地獄のアリス 2 (愛蔵版コミックス)
近作では主人公が悪夢的な日常の無限ループに陥る話が多い松本氏。
但し本作は舞台となるカタストロフィ後の文明を維持した数少ないコロニーの対立組織が主人公の天才少年狙撃手シュウとメイド姿のセルロイド(男性への奉仕を目的に作成された精巧なアンドロイド)アリスを発端とした些事から全面戦争に陥る様をスリリングに描いて居り、読み応えが有りました。
松本作品の主人公らしく、得意な事とそうでない事のギャップが凄まじいシュウですが、一種の恐怖症を抱えて居り、それを読者に悟らせながら描写されるイベント帰路の銃撃戦はお見事。
そして銃撃戦から全面戦争に陥った後半のクライマックスではシュウの悪魔的狙撃術が炸裂し、凄惨ながら見事なカタルシスが発生します。

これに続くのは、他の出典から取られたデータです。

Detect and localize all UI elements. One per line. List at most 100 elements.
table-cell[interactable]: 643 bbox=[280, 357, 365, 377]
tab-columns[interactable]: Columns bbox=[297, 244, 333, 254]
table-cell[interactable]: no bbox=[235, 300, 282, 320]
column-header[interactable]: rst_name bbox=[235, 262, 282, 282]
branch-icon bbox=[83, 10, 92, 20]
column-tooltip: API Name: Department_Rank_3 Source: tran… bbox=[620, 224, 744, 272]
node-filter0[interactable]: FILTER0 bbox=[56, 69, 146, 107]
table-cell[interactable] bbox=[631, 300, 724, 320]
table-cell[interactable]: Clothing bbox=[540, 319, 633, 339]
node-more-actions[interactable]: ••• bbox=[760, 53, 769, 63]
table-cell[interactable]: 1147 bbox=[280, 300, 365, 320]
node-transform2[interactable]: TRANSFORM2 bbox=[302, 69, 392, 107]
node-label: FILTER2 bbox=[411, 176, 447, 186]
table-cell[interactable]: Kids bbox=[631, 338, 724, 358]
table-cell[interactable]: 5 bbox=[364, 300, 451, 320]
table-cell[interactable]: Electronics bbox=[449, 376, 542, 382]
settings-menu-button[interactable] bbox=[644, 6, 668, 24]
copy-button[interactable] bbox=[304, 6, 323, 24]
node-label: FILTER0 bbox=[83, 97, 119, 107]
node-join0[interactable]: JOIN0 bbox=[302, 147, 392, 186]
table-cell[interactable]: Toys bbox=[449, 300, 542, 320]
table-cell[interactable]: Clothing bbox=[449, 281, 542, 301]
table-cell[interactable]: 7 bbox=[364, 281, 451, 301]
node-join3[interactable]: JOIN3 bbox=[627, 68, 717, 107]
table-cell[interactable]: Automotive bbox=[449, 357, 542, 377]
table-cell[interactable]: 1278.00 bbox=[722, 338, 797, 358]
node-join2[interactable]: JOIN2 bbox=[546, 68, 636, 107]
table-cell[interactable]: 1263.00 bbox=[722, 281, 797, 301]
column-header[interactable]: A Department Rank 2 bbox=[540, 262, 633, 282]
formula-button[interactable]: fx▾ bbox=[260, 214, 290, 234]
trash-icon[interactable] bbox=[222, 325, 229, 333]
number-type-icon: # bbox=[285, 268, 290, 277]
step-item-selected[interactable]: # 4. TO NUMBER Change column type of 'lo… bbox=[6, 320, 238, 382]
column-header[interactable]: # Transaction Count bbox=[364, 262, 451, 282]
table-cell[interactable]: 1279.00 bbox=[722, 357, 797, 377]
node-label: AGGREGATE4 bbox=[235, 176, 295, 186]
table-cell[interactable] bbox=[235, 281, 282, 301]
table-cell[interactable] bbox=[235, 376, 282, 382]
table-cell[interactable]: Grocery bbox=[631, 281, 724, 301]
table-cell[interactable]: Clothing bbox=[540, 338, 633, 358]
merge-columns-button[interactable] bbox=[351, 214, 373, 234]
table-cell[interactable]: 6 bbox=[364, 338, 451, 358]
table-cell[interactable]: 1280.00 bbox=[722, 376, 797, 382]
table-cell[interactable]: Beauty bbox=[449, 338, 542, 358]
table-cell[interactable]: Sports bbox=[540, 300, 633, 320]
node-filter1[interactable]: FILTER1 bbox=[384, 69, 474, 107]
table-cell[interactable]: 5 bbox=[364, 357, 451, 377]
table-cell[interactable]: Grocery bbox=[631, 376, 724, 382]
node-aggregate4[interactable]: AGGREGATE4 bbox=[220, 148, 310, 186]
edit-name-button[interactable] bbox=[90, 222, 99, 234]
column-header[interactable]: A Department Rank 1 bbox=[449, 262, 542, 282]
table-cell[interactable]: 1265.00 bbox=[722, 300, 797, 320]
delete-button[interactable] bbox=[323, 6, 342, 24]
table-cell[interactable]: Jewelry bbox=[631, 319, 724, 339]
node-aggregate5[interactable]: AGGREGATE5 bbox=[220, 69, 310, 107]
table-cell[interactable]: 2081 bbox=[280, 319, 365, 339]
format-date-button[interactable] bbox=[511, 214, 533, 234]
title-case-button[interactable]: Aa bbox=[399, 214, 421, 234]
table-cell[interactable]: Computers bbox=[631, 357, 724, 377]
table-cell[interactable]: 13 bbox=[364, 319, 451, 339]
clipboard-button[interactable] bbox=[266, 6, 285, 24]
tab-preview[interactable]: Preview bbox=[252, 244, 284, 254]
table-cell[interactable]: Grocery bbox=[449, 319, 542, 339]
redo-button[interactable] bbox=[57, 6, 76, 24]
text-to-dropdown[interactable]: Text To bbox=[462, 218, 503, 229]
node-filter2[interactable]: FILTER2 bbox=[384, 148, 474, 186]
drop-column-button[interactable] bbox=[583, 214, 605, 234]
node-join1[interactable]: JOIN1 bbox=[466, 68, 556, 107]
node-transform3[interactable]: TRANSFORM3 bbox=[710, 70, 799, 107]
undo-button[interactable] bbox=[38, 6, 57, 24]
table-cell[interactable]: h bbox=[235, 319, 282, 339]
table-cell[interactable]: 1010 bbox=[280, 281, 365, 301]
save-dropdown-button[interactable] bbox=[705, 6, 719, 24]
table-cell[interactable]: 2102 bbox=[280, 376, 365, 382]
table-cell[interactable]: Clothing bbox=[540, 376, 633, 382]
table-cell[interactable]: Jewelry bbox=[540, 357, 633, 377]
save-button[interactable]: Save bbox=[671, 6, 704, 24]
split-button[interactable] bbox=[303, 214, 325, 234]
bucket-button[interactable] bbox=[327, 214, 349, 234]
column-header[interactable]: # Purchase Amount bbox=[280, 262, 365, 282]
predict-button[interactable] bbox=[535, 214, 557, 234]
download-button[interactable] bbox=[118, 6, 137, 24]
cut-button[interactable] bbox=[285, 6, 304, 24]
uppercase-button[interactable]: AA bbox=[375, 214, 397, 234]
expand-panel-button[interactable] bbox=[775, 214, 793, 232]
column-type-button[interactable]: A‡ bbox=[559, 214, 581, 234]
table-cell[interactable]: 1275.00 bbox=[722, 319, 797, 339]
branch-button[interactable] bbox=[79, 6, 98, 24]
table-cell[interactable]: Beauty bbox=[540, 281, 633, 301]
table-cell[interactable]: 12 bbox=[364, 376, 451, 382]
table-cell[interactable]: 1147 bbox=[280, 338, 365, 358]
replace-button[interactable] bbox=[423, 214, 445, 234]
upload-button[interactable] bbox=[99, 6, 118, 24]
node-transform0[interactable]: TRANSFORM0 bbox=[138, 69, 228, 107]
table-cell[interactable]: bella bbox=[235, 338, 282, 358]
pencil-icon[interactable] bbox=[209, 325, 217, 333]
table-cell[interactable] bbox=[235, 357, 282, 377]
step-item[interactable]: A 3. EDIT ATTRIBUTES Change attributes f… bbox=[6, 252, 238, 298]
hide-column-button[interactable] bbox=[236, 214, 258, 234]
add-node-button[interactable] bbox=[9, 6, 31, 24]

一巻ではとてもタイトル・ロールとは思えない木偶の棒だったアリスもどうやら大変な秘密と能力を持っているらしき事が仄めかされており、腕力・武力ではなく理想と政治力で乱世で成り上がろうとする青年ケンジ、屈折した美少女イライザと今回は出番が少なかった唯一の常識人マキルダの今後も含めて続きが楽しみです。
描線は粗っぽいながらもポップで達者な絵ですが、コミュニケーション不全の人間関係と上記戦闘描写に加えてレイプや人体解体等酷いいシーンも続出致しますのでその点が苦手な方はご注意を。
地獄のアリス 1 (愛蔵版コミックス)
個人的に前に連載していたフリージアをそこまで楽しめなかった自分ですが、この作品は楽しめました。驚くほどエンターテイメントしてます。
世界設定、濃いキャラクター、これからの伸びしろなど、とても期待が持てる作品だと思います。
特に主人公の「自分の世界なら最強、他の世界ならゴミ」という状況で彼はなにか変わるのか、変わらないのかなど次の巻が楽しみです。